Your number one tool in your entire Product Management toolkit is going to be your relationships with your stakeholders, with your management team, and with your development team.  Because we live in a position where we have all of the responsibility for the product but rarely any of the direct authority to get things done, the way that we do get things done is through our influence and through the leverage of our knowledge and our relationships both inside and outside the organization that employs us.

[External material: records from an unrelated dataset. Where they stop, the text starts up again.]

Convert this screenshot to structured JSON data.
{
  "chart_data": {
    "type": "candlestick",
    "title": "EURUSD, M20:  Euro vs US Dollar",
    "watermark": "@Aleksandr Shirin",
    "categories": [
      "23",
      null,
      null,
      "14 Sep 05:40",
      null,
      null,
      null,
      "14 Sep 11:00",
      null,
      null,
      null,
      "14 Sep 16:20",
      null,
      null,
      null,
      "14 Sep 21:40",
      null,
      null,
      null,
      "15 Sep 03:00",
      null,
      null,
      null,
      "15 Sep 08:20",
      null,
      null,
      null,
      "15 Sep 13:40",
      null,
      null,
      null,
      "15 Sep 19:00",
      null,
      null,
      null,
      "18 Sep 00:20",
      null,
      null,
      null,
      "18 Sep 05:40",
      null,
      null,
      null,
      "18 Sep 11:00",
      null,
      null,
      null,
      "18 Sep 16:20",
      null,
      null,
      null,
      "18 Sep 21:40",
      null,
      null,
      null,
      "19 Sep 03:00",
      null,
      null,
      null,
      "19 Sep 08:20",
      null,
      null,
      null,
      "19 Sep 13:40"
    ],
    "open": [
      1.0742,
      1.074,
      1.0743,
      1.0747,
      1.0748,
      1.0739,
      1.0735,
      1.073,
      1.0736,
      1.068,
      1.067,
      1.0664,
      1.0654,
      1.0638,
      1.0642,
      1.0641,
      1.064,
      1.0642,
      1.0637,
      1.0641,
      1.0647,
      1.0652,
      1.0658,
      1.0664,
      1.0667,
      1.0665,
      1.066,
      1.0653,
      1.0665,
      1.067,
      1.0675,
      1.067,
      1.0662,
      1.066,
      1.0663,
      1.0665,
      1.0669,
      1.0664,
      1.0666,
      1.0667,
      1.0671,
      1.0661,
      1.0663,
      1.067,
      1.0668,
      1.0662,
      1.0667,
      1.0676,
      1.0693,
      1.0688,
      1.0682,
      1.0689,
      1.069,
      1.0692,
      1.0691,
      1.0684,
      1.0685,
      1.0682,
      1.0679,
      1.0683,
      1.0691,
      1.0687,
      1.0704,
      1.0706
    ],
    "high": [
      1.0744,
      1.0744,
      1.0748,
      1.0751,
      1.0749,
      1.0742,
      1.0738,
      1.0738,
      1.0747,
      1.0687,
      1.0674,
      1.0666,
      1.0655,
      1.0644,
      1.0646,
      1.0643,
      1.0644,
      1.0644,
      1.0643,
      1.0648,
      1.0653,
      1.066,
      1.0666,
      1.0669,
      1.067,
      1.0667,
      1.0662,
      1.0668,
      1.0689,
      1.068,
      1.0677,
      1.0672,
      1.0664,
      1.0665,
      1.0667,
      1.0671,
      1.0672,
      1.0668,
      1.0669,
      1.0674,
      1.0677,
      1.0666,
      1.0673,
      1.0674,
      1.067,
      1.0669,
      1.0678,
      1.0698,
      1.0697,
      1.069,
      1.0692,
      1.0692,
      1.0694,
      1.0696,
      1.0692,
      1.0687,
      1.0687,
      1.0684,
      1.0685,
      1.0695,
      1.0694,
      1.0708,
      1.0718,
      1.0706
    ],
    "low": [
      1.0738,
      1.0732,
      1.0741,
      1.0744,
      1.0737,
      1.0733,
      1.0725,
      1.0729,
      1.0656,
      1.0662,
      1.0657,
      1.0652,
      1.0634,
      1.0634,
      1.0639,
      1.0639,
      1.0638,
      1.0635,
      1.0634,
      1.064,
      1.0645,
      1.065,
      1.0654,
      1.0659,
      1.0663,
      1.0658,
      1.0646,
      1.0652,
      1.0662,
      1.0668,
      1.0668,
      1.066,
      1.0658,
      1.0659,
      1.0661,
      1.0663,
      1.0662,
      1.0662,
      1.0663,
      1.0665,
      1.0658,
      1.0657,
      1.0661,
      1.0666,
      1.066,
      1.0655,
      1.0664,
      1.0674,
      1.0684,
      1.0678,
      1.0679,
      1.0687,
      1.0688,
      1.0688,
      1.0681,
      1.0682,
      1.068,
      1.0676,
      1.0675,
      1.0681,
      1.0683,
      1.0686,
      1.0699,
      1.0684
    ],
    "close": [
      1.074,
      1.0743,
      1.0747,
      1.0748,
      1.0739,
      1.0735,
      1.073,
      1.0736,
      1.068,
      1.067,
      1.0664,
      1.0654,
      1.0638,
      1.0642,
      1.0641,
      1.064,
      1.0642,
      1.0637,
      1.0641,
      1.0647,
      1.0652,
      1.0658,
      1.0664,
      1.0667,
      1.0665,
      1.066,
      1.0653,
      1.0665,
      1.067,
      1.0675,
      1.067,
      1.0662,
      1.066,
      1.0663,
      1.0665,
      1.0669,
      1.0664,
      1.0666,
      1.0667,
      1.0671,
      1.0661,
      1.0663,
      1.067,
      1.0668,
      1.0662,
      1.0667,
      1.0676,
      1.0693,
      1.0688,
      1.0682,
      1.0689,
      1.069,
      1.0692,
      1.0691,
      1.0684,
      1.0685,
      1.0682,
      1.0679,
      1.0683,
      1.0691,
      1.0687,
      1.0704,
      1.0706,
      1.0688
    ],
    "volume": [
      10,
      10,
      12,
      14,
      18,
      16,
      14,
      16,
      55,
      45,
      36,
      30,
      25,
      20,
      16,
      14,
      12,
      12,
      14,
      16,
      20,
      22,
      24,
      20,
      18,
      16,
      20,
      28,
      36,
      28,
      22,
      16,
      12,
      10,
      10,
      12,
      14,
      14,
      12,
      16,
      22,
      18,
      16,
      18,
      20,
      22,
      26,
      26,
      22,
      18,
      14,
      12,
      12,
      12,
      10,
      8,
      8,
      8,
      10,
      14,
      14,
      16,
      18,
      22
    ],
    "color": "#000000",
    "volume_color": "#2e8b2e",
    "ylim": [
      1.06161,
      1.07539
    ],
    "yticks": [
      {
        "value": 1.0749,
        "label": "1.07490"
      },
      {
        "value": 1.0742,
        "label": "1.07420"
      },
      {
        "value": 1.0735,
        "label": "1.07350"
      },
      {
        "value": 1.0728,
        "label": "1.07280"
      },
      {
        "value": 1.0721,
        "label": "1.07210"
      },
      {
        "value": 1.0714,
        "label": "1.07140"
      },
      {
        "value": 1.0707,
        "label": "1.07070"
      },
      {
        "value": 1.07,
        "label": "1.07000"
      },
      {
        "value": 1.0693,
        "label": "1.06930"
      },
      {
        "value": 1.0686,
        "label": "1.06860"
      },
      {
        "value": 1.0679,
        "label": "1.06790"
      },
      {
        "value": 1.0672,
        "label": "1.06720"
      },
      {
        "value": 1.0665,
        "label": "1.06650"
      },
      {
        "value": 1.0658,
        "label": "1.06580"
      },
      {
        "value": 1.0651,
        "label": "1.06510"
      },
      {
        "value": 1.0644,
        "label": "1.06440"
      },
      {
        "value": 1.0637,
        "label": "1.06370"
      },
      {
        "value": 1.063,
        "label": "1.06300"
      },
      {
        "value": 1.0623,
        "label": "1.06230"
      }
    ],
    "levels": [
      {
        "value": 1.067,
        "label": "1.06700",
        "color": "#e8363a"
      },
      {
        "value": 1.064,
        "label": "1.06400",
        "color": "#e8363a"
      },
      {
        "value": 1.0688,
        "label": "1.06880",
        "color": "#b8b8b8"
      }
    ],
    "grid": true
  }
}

Strong relationships are the key to a strong product manager; and weak relationships almost always cause a weak product manager.  Relationships are a matter of give-and-take, and require a significant amount of investment — both of time and of energy — to maintain and build.  The absolute best product managers that I’ve known seemed effortless in their management of the various relationships that they had within the company, and rarely hesitated to cash in favors both internally and externally when they needed extra support for something that they deemed necessary for the betterment of their product and of the company.

Technology

Second to your relationships is the technology that you use.  There are literally hundreds of different Product Management tools and applications out there, and more seem to be popping up every day.  Some are project management tools masquerading as product management tools, others are glorified roadmap visualization tools that tack on some kind of knowledge management capabilities.  Some are specifically designed for a narrow range of practices that may or may not fit how you do what you do, and others are so genericized to be utterly useless.  Then there are the tools that your other teams use – the development kits, the bug trackers, the support systems, and even the platform itself.  While you may not need to know every detail of these tools and their underlying technologies, you need to become expert enough with them all to bend them to your will and make them give you the information that you need most, when you need it.  This means working your way into administrative roles in the system, understanding data structures and reporting solutions, and exposing yourself to the barest minimum of knowledge management theory necessary to ensure that your feedback systems and your prioritization systems work as well as they can to support your needs and the needs of your teams.  A good use of technology makes any product manager’s job so much easier that it’s ridiculous to remain stuck in the bad, old days of using Microsoft Excel for everything from input tracking to prioritization to velocity tracking.  There are better tools out there — find them and figure out how to leverage them for your own needs.

Your Network

In today’s world, future opportunities rarely come based on what you know, but rather on who you know.  And, in an uncertain world where markets are increasingly subject to consolidation and liquidation, it’s often true that we never really know when we might need to unexpectedly leverage those whom we know in order to find that next opportunity.  Additionally, building a strong network will provide you with a broad array of resources upon whom you can rely for all sorts of things.  Need someone to come in for a quick UX design contract?  Check your network.  Need someone to help your dev team find a new intern for the summer?  Check your network.  Need someone to validate a new and innovative idea or approach?  Check your network.  Building a good network means getting out in your local product management community — and in your community in general.  Attending ProductCamps in your region; joining Meetups related to product management, design, and development; attending social events at industry conferences or going out with a client or prospect after an onsite visit…all of these are essential and time-tested opportunities to build your professional network in a way that will provide returns well above your investment.

Your Knowledge

Last, and certainly not least, the vast majority of what a good Product Manager brings to the table isn’t found anywhere other than inside their own brain.  Every single thing we do professionally grows our knowledge of the market, our customers, the problems they have, the solutions that we want to build, etc. etc. etc.  And unlike a lot of the other items on this list, this is the thing that you have complete control over — you decide what you want to learn, where you want to grow, how you want to expand your horizons.  And this isn’t limited to only the things that are pertinent to your job or to your employer – the more we learn and the more we know about the world around us, the better capable we are as Product Managers to connect with others around us and to understand what drives them and what problems they encounter.  All too often, the best and most innovative solutions don’t come from within the context of our jobs, or our market, or even our customers, but from seeing something on the periphery of our lives that just “clicks” in place, and that we can use to achieve greatness.